Some have voiced caution about drawing too sweeping of a conclusion from the data. George Mason University economics professor Alexander Tabarrok wrote in a blog post on the site Marginal Revolution that "crime should be punished," and that greater scrutiny needs to be given to why misdemeanor prosecution can have such an effect.

"We need to ask more deeply: What is it about prosecution that increases subsequent criminal behavior?" Tabarrok asked, invoking the problems people with criminal records face in housing and employment. People with misdemeanor convictions see their annual earnings drop by 16%, according to a September report from the Brennan Center for Justice at the New York University School of Law.

Tabarrok called it "welcome news" that reductions in misdemeanor punishment and crime can take place coincidentally, but that it would be a mistake "to think that the low levels of crime in the last two decades are permanent features of the American landscape."
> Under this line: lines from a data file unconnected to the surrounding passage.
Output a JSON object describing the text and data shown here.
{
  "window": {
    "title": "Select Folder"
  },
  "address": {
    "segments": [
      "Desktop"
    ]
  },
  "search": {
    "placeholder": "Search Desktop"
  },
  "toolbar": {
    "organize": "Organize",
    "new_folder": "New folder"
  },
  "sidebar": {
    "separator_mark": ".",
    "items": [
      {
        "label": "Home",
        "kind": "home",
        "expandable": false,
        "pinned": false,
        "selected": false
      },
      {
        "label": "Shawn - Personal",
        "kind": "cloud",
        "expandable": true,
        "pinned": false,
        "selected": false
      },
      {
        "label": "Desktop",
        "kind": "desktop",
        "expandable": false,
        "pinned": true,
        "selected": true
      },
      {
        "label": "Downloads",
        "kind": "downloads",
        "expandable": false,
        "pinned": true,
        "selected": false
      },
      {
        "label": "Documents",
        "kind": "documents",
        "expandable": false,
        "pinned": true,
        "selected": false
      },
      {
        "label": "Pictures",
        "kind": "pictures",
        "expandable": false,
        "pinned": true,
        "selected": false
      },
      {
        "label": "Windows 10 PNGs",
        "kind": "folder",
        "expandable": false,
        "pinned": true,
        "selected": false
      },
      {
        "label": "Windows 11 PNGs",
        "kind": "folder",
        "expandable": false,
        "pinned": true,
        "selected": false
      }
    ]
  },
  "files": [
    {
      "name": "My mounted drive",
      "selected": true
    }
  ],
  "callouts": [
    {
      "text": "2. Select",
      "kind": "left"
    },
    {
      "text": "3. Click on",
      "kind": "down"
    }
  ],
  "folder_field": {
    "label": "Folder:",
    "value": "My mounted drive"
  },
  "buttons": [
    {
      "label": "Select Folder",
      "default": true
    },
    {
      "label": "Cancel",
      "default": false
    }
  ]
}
The pandemic coincided with marked jumps in certain types of violent crime in many major U.S. cities, a spike experts have linked to factors including strained police resources, the economic collapse and civil unrest of 2020.

As officials and policymakers respond to it, Rollins said it's important to recognize the pronounced financial problems many communities, particularly those of color, are facing. She added that with thin resources, tackling violent crime should come with newer methods for responding to low-level offenses.

"We have guideposts and we look at each case," she said, noting that in 2019 she still pursued prosecution for 43% of the cases that involved offenses on her presumption of nonprosecution list. "But I have a general policy where if I get to choose where my limited resources are going, they're going to go to the more violent, serious crimes."